Les patrons de presse et les responsables d’organisations professionnelles du monde de la presse, par la voix de leur représentant, Jean-Baptiste Ilboudo, ont tenu à remercier le président du Faso pour avoir eu l’idée d’initier cette rencontre. Ils ont également traduit leurs vœux de nouvel an, vœux de santé, de détermination et de réussite à la transition. Ils se disent disposés à jouer leur partition, comme ils l’ont fait depuis le débat de la crise et continent de le faire, pour l’atteinte des objectifs de la transition. L’occasion a été saisie par la presse pour soumettre ses préoccupations au président de la transition. Préoccupations qui ont pour noms : « mise en œuvre concrète des décrets sur la de fiscalisation du matériel entrant dans la production des services de presse tant écrite qu’audiovisuelle ; le relèvement conséquent de la subvention de l’Etat à la presse privée ; la mise en place du fonds d’appui à la presse privée ». A cela s’ajoutent « le renforcement en ressources humaines qualifiées et compétentes des rédactions ; la mise en place d’une structure professionnelle de distribution de la presse écrite ; l’implémentation des outils de connexion haut débit et leur accessibilité aux rédactions à des tarifs sociaux ; la tarification unique pour les services offerts par la SONABEL et l’ONEA ; la redistribution judicieuse de la publicité institutionnelle entre médias publics et privés ; la relecture des statuts des médias de service public et la dépénalisation des délits de presse ».

 

Echanges à bâtons rompus entre le président Michel Kafando et les patrons de presse

Après avoir remercié les patrons de presse d’avoir fait le déplacement de Kosyam, le président Michel Kafando leur a assuré que les préoccupations soulevées par leur porte-parole seront prises en compte.
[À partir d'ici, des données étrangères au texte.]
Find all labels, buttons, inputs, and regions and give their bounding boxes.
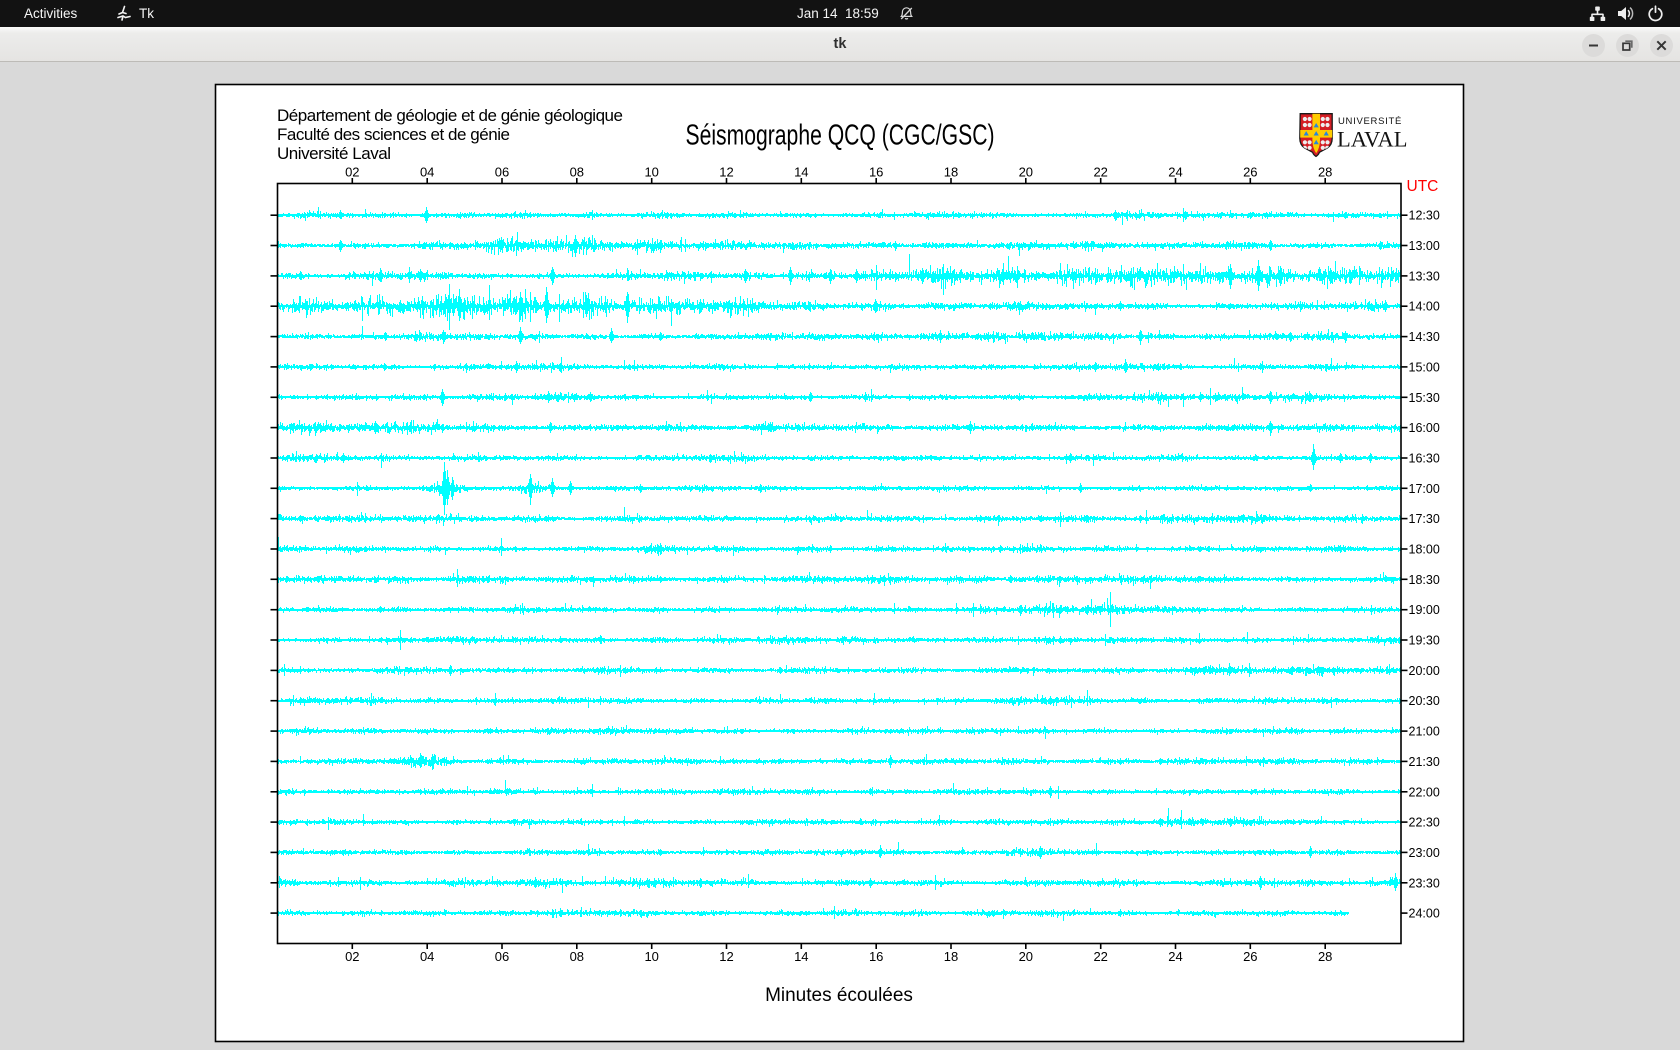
svg-text:19:30: 19:30: [1409, 634, 1440, 648]
svg-text:28: 28: [1318, 949, 1332, 964]
svg-text:UNIVERSITÉ: UNIVERSITÉ: [1338, 116, 1402, 127]
svg-text:21:00: 21:00: [1409, 725, 1440, 739]
svg-text:26: 26: [1243, 165, 1257, 180]
svg-text:20: 20: [1019, 165, 1033, 180]
svg-text:Séismographe QCQ (CGC/GSC): Séismographe QCQ (CGC/GSC): [686, 120, 995, 152]
svg-text:19:00: 19:00: [1409, 603, 1440, 617]
svg-text:Minutes écoulées: Minutes écoulées: [765, 985, 913, 1006]
svg-text:15:30: 15:30: [1409, 391, 1440, 405]
svg-text:14:30: 14:30: [1409, 330, 1440, 344]
svg-text:08: 08: [570, 949, 584, 964]
svg-text:16: 16: [869, 165, 883, 180]
svg-text:08: 08: [570, 165, 584, 180]
svg-text:15:00: 15:00: [1409, 360, 1440, 374]
svg-text:10: 10: [644, 949, 658, 964]
svg-text:Université Laval: Université Laval: [277, 144, 391, 163]
svg-text:20:30: 20:30: [1409, 694, 1440, 708]
svg-text:22:30: 22:30: [1409, 816, 1440, 830]
svg-text:12: 12: [719, 165, 733, 180]
svg-text:02: 02: [345, 949, 359, 964]
svg-text:LAVAL: LAVAL: [1337, 127, 1407, 152]
svg-text:16: 16: [869, 949, 883, 964]
svg-text:04: 04: [420, 165, 434, 180]
svg-text:20: 20: [1019, 949, 1033, 964]
svg-text:02: 02: [345, 165, 359, 180]
svg-text:20:00: 20:00: [1409, 664, 1440, 678]
svg-text:14: 14: [794, 949, 808, 964]
svg-text:14:00: 14:00: [1409, 300, 1440, 314]
svg-text:22: 22: [1093, 165, 1107, 180]
svg-text:14: 14: [794, 165, 808, 180]
svg-text:18: 18: [944, 949, 958, 964]
svg-text:06: 06: [495, 949, 509, 964]
svg-text:26: 26: [1243, 949, 1257, 964]
svg-text:12:30: 12:30: [1409, 209, 1440, 223]
svg-text:22:00: 22:00: [1409, 785, 1440, 799]
svg-text:28: 28: [1318, 165, 1332, 180]
svg-text:16:30: 16:30: [1409, 452, 1440, 466]
svg-text:21:30: 21:30: [1409, 755, 1440, 769]
svg-text:18:30: 18:30: [1409, 573, 1440, 587]
svg-text:13:30: 13:30: [1409, 269, 1440, 283]
svg-text:23:30: 23:30: [1409, 876, 1440, 890]
svg-text:17:30: 17:30: [1409, 512, 1440, 526]
svg-text:Faculté des sciences et de gén: Faculté des sciences et de génie: [277, 125, 510, 144]
svg-text:10: 10: [644, 165, 658, 180]
svg-text:12: 12: [719, 949, 733, 964]
svg-text:04: 04: [420, 949, 434, 964]
svg-text:Département de géologie et de: Département de géologie et de génie géol…: [277, 106, 623, 125]
svg-text:24: 24: [1168, 165, 1182, 180]
svg-text:24:00: 24:00: [1409, 907, 1440, 921]
svg-text:24: 24: [1168, 949, 1182, 964]
svg-text:18:00: 18:00: [1409, 543, 1440, 557]
svg-text:13:00: 13:00: [1409, 239, 1440, 253]
svg-text:16:00: 16:00: [1409, 421, 1440, 435]
svg-text:22: 22: [1093, 949, 1107, 964]
svg-text:18: 18: [944, 165, 958, 180]
svg-text:UTC: UTC: [1407, 178, 1439, 195]
svg-text:17:00: 17:00: [1409, 482, 1440, 496]
svg-text:06: 06: [495, 165, 509, 180]
svg-text:23:00: 23:00: [1409, 846, 1440, 860]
Puis, il s’est néanmoins prêté aux questions de ces derniers, quoi que ce ne soit pas une conférence de presse. Ainsi, parlant du projet de loi concernant les médias proposé par le gouvernement de transition, Cyriaque Paré, fondateur du portail internet « LeFaso.net », a posé la question de savoir si les médias en ligne étaient pris en compte dans ledit projet de loi. Et Michel Kafando de répondre que le principe arrêté par le gouvernement est de faire adopter une loi concernant la dépénalisation des délits de presse. Le ministre de la Communication, Alfred Nikièma, a, pour sa part, ajouté qu’une base documentaire, qui a été établie de façon consensuelle avec les différents acteurs, était disponible. Il a cependant affirmé que le processus reste ouvert pour d’éventuels rattrapages. Pour sa part, Abdoulaye Diallo, administrateur du Centre national de presse Norbert Zongo, a souhaité que l’accès aux sources d’information et aux documents administratifs soit codifié par des textes et non pas dépendre de l’humeur des individus. Par ailleurs, il a souhaité que l’OBM et le centre soient pris en compte pour les subventions de l’Etat à la presse privée. « Je puis vous rassurer donc que ces préoccupations seront prises en compte à travers le CNT, mais aussi par le biais du Comité vérité, justice et réconciliation où vous serez représentés, pour faire un certain nombre de propositions pour qu’on ait un document de qualité à la fin de la transition », a-t-il dit à l’endroit des patrons de presse.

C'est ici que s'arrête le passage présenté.